Le premier numéro thématique de Mirabilia – ils le seront tous dorénavant - est consacré à la « source ». Indispensables à la vie, révérées, divinisées, dotées de pouvoirs ou de vertus extraordinaires, voire capables de se défendre contre les pollueurs – parlant d’une source « très limpide », Gervais de Tilbury raconte que « si on y jette un morceau de bois ou autre chose, il monte aussitôt de cette source une pluie qui trempe de la tête aux pieds celui qui l’a agressée » - les sources ont toujours été objets et sujets de merveilles.
Fidèles à notre désir de croiser les regards, nous avons exploré la source sous plusieurs facettes. Celle de l’origine avec Bernad Blancan, sourcier, avec Jean-Pierre Luminet, astrophysicien, spécialiste, entre autres, des cosmologies, qui nous parle de l’origine de l’univers,  avec Odile Tagawa, sage-femme, témoin de l’origine de la vie. Celle du mythe avec une libre variation d’Anne Guglielmetti sur l’histoire de la nymphe Aréthuse, et avec l’étude de Julie Cortella sur le film de Bergman, La Source, bâti autour d’un conte médiéval du xive siècle.
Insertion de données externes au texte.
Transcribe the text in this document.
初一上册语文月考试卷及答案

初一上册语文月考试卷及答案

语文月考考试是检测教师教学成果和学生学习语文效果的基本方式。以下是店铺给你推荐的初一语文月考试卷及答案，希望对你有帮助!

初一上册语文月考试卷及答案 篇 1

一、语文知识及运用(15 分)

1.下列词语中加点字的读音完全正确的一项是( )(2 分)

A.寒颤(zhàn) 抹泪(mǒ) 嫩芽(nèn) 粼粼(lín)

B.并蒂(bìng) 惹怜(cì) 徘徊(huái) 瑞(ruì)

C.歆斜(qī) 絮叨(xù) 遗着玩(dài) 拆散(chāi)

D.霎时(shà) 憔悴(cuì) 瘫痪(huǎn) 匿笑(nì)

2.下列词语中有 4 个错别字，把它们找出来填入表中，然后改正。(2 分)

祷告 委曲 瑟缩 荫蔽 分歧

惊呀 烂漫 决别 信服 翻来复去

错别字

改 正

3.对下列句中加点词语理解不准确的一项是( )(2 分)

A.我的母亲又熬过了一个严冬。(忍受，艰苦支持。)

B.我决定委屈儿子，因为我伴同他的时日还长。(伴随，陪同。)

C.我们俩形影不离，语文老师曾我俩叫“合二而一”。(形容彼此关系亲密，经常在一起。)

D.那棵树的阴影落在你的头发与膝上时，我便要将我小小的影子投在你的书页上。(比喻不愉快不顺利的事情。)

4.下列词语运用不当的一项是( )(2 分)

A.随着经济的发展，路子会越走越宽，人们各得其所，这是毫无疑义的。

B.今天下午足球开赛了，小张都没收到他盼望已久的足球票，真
La question des sources dans le domaine de l’histoire de l’art est évoquée, par un texte de Vincent Gille. Enfin, attentifs aux nombreux dérivés du mot « sourdre », qui a donné « source » mais aussi « surrection » et « insurrection », nous découvrons, grâce à Thomas Bouchet, un  exemple d’exaltation collective propre à ces moments particuliers qui mêlent dépassement de soi, engagement collectif et violence.

Car c’est là l’une des caractéristiques commune à ces regards : la source, par définition, émerge, jaillit, surgit, et cela ne va pas sans une manifestation brutale, sans un bouleversement radical. C’est le cas, bien sûr, de la naissance de l’univers, même si l’expression « Big-bang », nous explique Jean-Pierre Luminet, en donne une idée fausse. Le cas aussi de l’arrivée d’un enfant dans un couple, de la source du film de Bergman qui résulte d’une succession de viol et de meurtres et, bien sûr, de l’insurrection, dont les convulsions permettront, espèrent les insurgés un changement de régime politique ou social. C’est enfin le cas, paradoxalement, de Bernard Blancan nous faisait partager sa surprise et son émerveillement de voir se manifester, à travers lui, un pouvoir qu’il ne se connaissait pas et ne s’explique pas.
Mais au-delà, la source relie. Elle relie la veine d’eau d’en dessous et le puits d’au-dessus ; l’infiniment petit des réactions atomiques des premiers instants de l’univers à son expansion que l’on sait maintenant infinie ; la vie animale et sensible du nouveau-né à la communauté humaine dans laquelle il grandira, la mort des insurgés à la survie de leurs rêves de liberté et de fraternité, l’imagination poétique aux réalités insoupçonnées de la physique et de l’astrophysique. La source et, partant, le merveilleux qu’elle porte au jour avec elle, conjuguent l’imagination, l’expérience et la connaissance, chacune nourrissant l’autre de sa lumière et permettant toutes les métamorphoses et toutes les renaissances, telle Aréthuse qui échappe à son poursuivant et rejaillit, intacte, après avoir traversé le tumulte de l’océan.

Et ce ne sont pas les études de nuages de William Turner qui s’inscriront en faux contre ce mouvement sans cesse recommencé d’eau et de lumière.